Why Technical Skills Are Less Important for Leadership Than People Skills

In the old days people got to senior leadership levels through their technical skills, ability to drive activity and results, and often, the force of their “executive personality.” That was fine and dandy when the pace of change was relatively slow, processes and tasks were static and less complex, competition was less fierce, and leaders could actually influence organizational outcomes with their own technical skills and task completion. In fact, in a recent letter to Amazon shareholders, Jeff Bezos claimed that skills are overrated and have less to do with Amazon’s success than do high standards. He notes that leaders bring more value by being able to identify what technical skills that someone on the team must have, and they must know what high level expertise and performance look like, but they don’t need to be the source of technical competence themselves.

In today’s hyper-change, complex, volatile, and ambiguous operating environments, organizations succeed not because leaders “drive activity” or are technical experts. They succeed when they maximize human capital. When that human capital functions collectively, driven to achieve high standards, the effect is no longer linear, it’s geometric.

Leaders that support an entrepreneurial spirit, collegiality, risk-taking, innovation and accountability achieve the greatest results. This comes from effective people leadership and it is critical because, as research at Gallup notes, employee engagement drives discretionary effort, which is what moves the needle. As Jeff Bezos described in the same letter to shareholders, much of the success at Amazon has come from “the work that no one sees. The work that gets done when no one is watching.” The opposite, disengagement, is not just less effective, it’s actually damaging to performance and to the organization as a whole.

Importantly, the most successful leaders today are successful because, through their ability to connect with and motivate people, they affect organizational culture. It is culture, by the way, not rules or incentives or processes that drives human behavior over time. As Bezos further notes, “A culture of high standards is protective of all the ‘invisible’ but crucial work that goes on in every company.” Similar values for risk taking without penalty, working for the good of the whole, transparency, wellbeing in the workplace, etc. not only support success, but sustainability—and building supportive culture is one of the most important things any leader can do—for the organization and for him or herself.

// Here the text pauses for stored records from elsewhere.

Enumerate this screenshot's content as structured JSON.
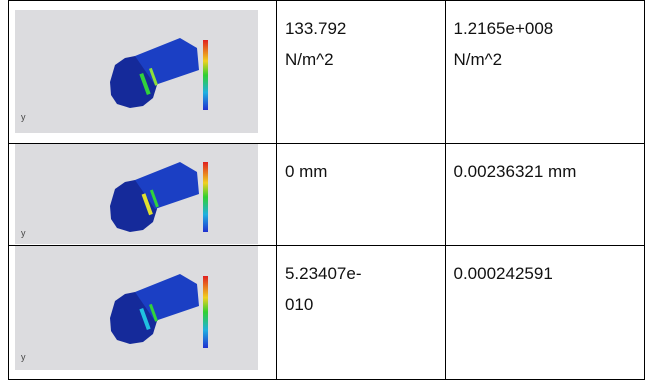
{
  "table": {
    "rows": [
      [
        [
          "133.792",
          "N/m^2"
        ],
        [
          "1.2165e+008",
          "N/m^2"
        ]
      ],
      [
        [
          "0 mm"
        ],
        [
          "0.00236321 mm"
        ]
      ],
      [
        [
          "5.23407e-",
          "010"
        ],
        [
          "0.000242591"
        ]
      ]
    ]
  }
}
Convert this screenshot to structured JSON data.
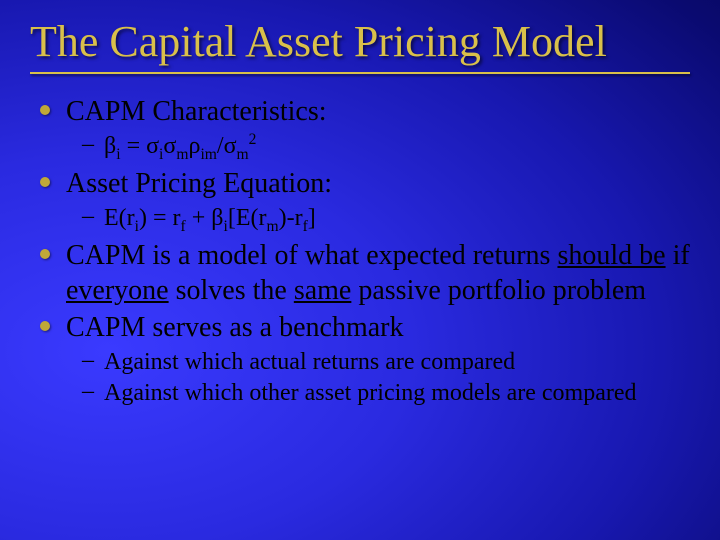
{
  "slide": {
    "title": "The Capital Asset Pricing Model",
    "background": {
      "gradient_center_color": "#3a3aff",
      "gradient_mid_color": "#1818b0",
      "gradient_edge_color": "#040445"
    },
    "title_color": "#d9c04a",
    "title_fontsize": 44,
    "body_color": "#000000",
    "main_fontsize": 28,
    "sub_fontsize": 24,
    "bullet_color": "#c0a838",
    "bullets": [
      {
        "text": "CAPM Characteristics:",
        "sub": [
          {
            "formula": "beta_i = sigma_i sigma_m rho_im / sigma_m^2",
            "display": " β<sub>i</sub> = σ<sub>i</sub>σ<sub>m</sub>ρ<sub>im</sub>/σ<sub>m</sub><sup>2</sup>"
          }
        ]
      },
      {
        "text": "Asset Pricing Equation:",
        "sub": [
          {
            "formula": "E(r_i) = r_f + beta_i [E(r_m) - r_f]",
            "display": "E(r<sub>i</sub>) = r<sub>f</sub> + β<sub>i</sub>[E(r<sub>m</sub>)-r<sub>f</sub>]"
          }
        ]
      },
      {
        "html": "CAPM is a model of what expected returns <span class=\"u\">should be</span> if <span class=\"u\">everyone</span> solves the <span class=\"u\">same</span> passive portfolio problem"
      },
      {
        "text": "CAPM serves as a benchmark",
        "sub": [
          {
            "text": "Against which actual returns are compared"
          },
          {
            "text": "Against which other asset pricing models are compared"
          }
        ]
      }
    ]
  }
}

On the contrary, as noted in a recent Harvard Business Review article, “Whereas competent leaders cause high levels of trust, engagement, and productivity, incompetent ones result in anxious, alienated workers who practice counterproductive work behaviors and spread toxicity throughout the firm.” What is interesting about the HBR research, and that conducted by Gallup and others, is that competent leaders who bring positive impact to their organizations in today’s environment almost uniformly do so via people leadership skills rather than technical skills. Relatedly, they manifest high levels of self-awareness, emotional intelligence and vulnerability. The reason these qualities have become so much more powerful than technical skills relative to leadership “competence,” is because, in most cases, what a leader can accomplish with her or his own technical abilities is profoundly limited compared to what engaged and empowered employees can accomplish collectively across an entire organization. This is common sense, but organizations continue to promote and hire “leaders” who are not only not additive, but are detrimental to those same organizations because they confuse confidence with competence. In fact, as noted in the same HBR article cited above, “our human tendency [is] to equate hubris and arrogance to talent.” That tendency is probably the most prevalent reason that so many organizations continue to be headed by ineffective leaders who alienate employees and compromise the human capital at their disposal.

Footnote

I have had a front row seat to many hiring and promotion mistakes, if not disasters, in which organizations have failed to choose candidates that were demonstrably better than the ones hired or promoted. Why is that? Because despite the ability to use the right words to describe the leaders they need, hiring managers, committees, and boards are broadly psychologically unable to align their gut level decisions with their intellectual process. In fact, organizations often hire people because they fail to display the traits that make leaders effective. Read that last sentence again. In other words, even if we intellectually know that traits such as humility, vulnerability, and integrity are at the core of powerful people leadership, given a choice, we generally pass on those candidates and hire ones who display confidence, or even narcissism, “executive” (authoritarian) decision making, and can demonstrate technical skill in areas of significance to the organization’s business. Or, even more simply, we just hire people who look and feel familiar. We are seduced by individuals who we believe “get things done,” rather than those who empower entire organizations to get things done. And we are all the poorer for it.